Ce livre est une mine d’or. Tellement riche.

Je n’ai pas employé le terme « roman » à dessein. Même si l’histoire de Mengele est bien évidemment romancée, et même si certains éléments comme son état d’esprit à tel moment T ont été imaginés, on prend ça bien plus au premier degré qu’on ne le ferait avec une fiction. Heureusement en même temps. Mais est-ce que ce ne serait pas un peu mentir sur la marchandise ? Ou mal l’évaluer, peut-être plutôt. Les sources sont tellement fiables, les informations tellement précises, qu’Olivier Guez nous perd à certains moments, nous noie dans la réalité dont il veut se rapprocher au plus près – et c’est tout à son honneur. Tant de noms allemands, si semblables les uns aux autres pour nos oreilles francophones et novices, tant de péripéties et de planques successives.

On ressort grandi de cette lecture. On en apprend tant sur les années de cavale de l’ange de la mort, mais aussi sur les événements géopolitiques se déroulant tant en Amérique Latine, qu’en Israël, aussi bien sur la dictature de Perón que sur la guerre des 6 jours, sur les Procès Nuremberg que sur la Guerre de Corée.

L’écriture franche et détaillée de Guez est fluide, et parvient malgré tout à intégrer ce flot d’informations à ce qui reste « l’histoire ». Il brode, décrit certains des sentiments du héros macabre, presque comme s’il le connaissait, et c’est ça qui en est inquiétant. Parce que l’auteur a dû se mettre dans la peau du tueur en fuite. Et à en juger par ces pages, il y est parvenu.

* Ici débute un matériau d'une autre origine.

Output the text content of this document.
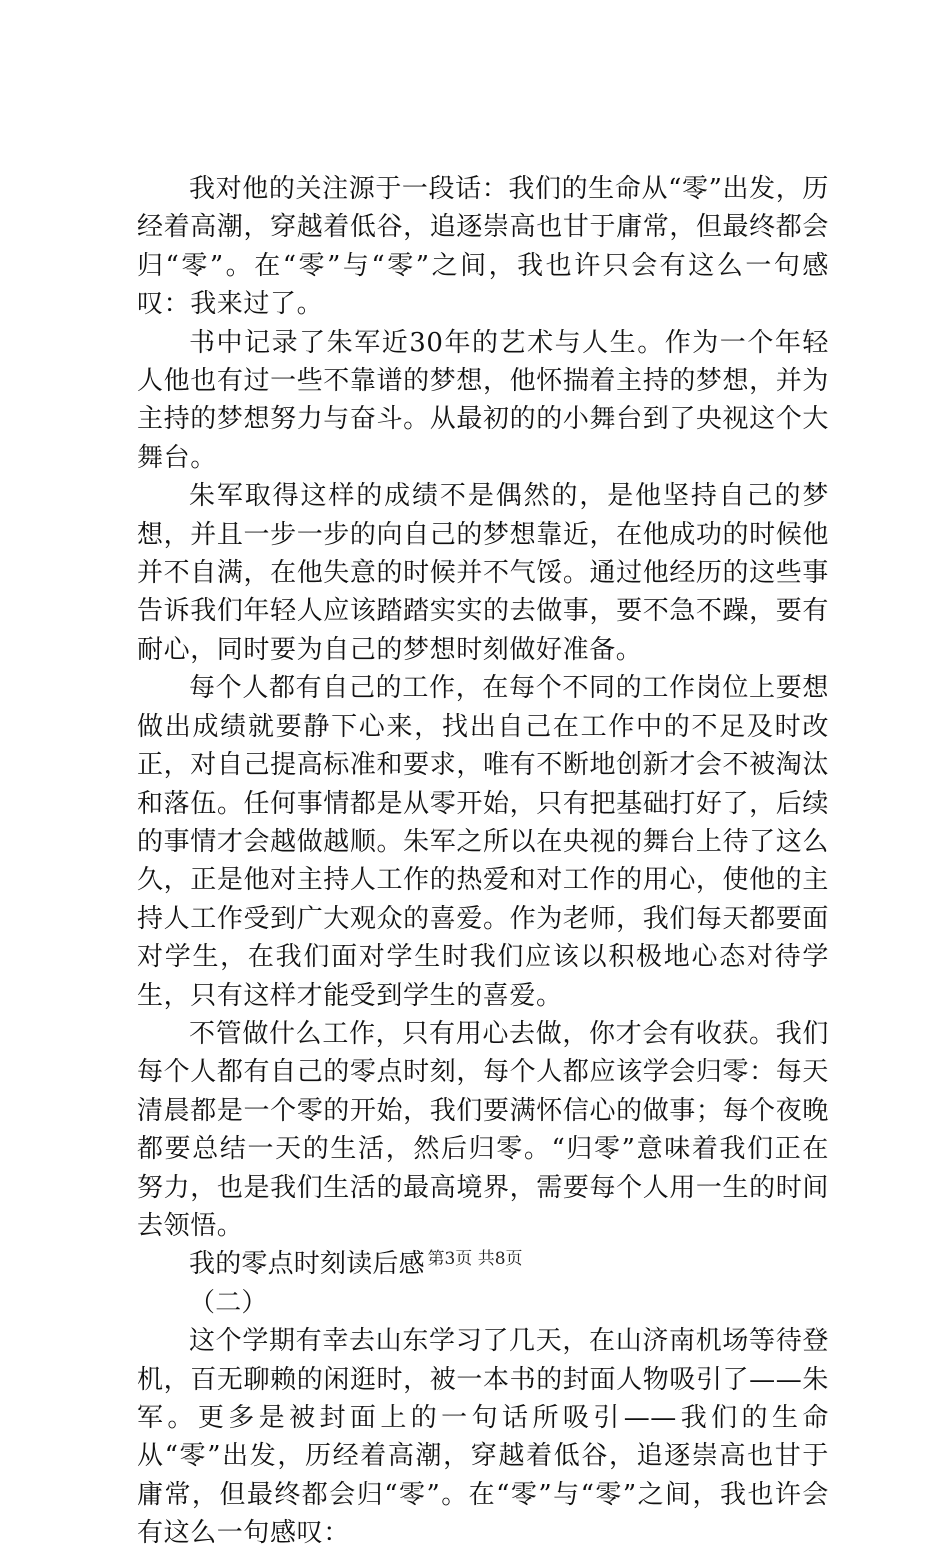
我对他的关注源于一段话：我们的生命从“零”出发，历经着高潮，穿越着低谷，追逐崇高也甘于庸常，但最终都会归“零”。在“零”与“零”之间，我也许只会有这么一句感叹：我来过了。

书中记录了朱军近30年的艺术与人生。作为一个年轻人他也有过一些不靠谱的梦想，他怀揣着主持的梦想，并为主持的梦想努力与奋斗。从最初的的小舞台到了央视这个大舞台。

朱军取得这样的成绩不是偶然的，是他坚持自己的梦想，并且一步一步的向自己的梦想靠近，在他成功的时候他并不自满，在他失意的时候并不气馁。通过他经历的这些事告诉我们年轻人应该踏踏实实的去做事，要不急不躁，要有耐心，同时要为自己的梦想时刻做好准备。

每个人都有自己的工作，在每个不同的工作岗位上要想做出成绩就要静下心来，找出自己在工作中的不足及时改正，对自己提高标准和要求，唯有不断地创新才会不被淘汰和落伍。任何事情都是从零开始，只有把基础打好了，后续的事情才会越做越顺。朱军之所以在央视的舞台上待了这么久，正是他对主持人工作的热爱和对工作的用心，使他的主持人工作受到广大观众的喜爱。作为老师，我们每天都要面对学生，在我们面对学生时我们应该以积极地心态对待学生，只有这样才能受到学生的喜爱。

不管做什么工作，只有用心去做，你才会有收获。我们每个人都有自己的零点时刻，每个人都应该学会归零：每天清晨都是一个零的开始，我们要满怀信心的做事；每个夜晚都要总结一天的生活，然后归零。“归零”意味着我们正在努力，也是我们生活的最高境界，需要每个人用一生的时间去领悟。

我的零点时刻读后感

（二）

这个学期有幸去山东学习了几天，在山济南机场等待登机，百无聊赖的闲逛时，被一本书的封面人物吸引了——朱军。更多是被封面上的一句话所吸引——我们的生命从“零”出发，历经着高潮，穿越着低谷，追逐崇高也甘于庸常，但最终都会归“零”。在“零”与“零”之间，我也许会有这么一句感叹：

第3页 共8页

Quelques bribes sont illisibles tant l’horreur est grande – relativement peu – surtout celles relatant les cauchemars de Mengele, ou bien ces regrets concernant sa grandeur passée. Et révolue. Car l’ange est déchu. Abandonné. D’ailleurs, en refermant cette œuvre, on peut se demander si Mengele aurait réellement plus souffert en ayant subi la sentence de la justice qu’en vivant dans la peur des années durant, devenant fou de terreur à certains moments, pour finalement le rester, seul et répudié par tous.